Just to ensure we're in synch, what you guys are talking about will resolve the Language Names extension issue, right? So, I won't need to follow it up independently.

Hamilton Abreu00:03, 25 November 2009

Is it correct now?

Nike09:41, 26 November 2009

Thanks for addressing this, Nike. Well... I'm unsure :-). We have:

  • {{#languagename:pl}} now returns the correct "polaco", so that is certainly fixed.
  • But, on the "Other languages" box, in the "Intro" pages of this wiki, it still says "polonês" (incorrect) instead of the correct "polaco". Could this be due to the chache, perhaps?
  • On the weird side of things, though, in the side bar, under section "Recent changes", there was a change from "Traduções em português" (correct) to "Traduções em Portuguese" (incorrect). It seems to have been reverted to the english language... any idea why?
Hamilton Abreu20:51, 26 November 2009
  • Sidebar's in other languages comes from MediaWiki.
  • Don't know about the translations in ... thing. Maybe the pt-pt data in CLDR only has overrides for the pt translations?
Nike07:14, 27 November 2009

Yes, it should be the case that the pt-PT variation only has overrides, pretty much as all other variations which CDLR does not consider main. So, I guess it needs to be retrieved in the same way as en-GB, de-AT, de-CH, etc. Is that possible?

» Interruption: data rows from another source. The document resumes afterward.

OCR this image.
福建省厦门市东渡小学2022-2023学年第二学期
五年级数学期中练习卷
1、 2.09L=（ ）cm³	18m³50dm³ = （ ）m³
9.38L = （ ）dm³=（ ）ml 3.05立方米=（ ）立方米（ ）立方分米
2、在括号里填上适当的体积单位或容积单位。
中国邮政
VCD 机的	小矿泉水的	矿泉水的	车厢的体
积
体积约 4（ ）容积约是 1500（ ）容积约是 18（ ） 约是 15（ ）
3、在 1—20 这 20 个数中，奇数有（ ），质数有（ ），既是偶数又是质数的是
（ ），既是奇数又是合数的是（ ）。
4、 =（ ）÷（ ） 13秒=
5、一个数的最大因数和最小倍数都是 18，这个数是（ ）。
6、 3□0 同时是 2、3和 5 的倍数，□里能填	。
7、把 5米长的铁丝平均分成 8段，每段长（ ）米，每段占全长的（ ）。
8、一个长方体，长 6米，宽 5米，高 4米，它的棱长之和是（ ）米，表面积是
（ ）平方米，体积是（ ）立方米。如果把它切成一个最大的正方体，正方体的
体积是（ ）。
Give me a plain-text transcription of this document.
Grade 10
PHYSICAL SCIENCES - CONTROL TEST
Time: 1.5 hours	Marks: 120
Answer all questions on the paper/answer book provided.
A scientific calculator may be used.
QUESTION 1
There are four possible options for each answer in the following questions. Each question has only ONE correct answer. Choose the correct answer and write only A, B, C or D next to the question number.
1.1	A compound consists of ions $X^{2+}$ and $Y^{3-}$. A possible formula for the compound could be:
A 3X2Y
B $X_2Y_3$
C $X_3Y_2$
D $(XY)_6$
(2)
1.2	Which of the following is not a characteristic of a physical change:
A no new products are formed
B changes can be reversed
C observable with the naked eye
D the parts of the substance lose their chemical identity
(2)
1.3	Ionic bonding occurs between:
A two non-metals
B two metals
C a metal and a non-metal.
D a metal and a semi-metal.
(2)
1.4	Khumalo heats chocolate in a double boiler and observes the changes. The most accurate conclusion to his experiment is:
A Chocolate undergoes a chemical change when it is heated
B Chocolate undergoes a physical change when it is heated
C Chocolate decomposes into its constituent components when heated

Hamilton Abreu23:57, 1 December 2009

Would be easier if MediaWiki used the same codes...

Nike06:41, 2 December 2009
 

May I be incredibly pushy here and nudge you a tiny little itsy bitsy bit? Maybe some hack possible?

Hamilton Abreu22:46, 8 December 2009
 

Bump. Is there some way we can address this, as most language names continue to be in English?

Hamilton Abreu21:27, 3 January 2010
 

I'd go for fixing the code discrepancy. That is out of my abilities however.

Nike21:49, 3 January 2010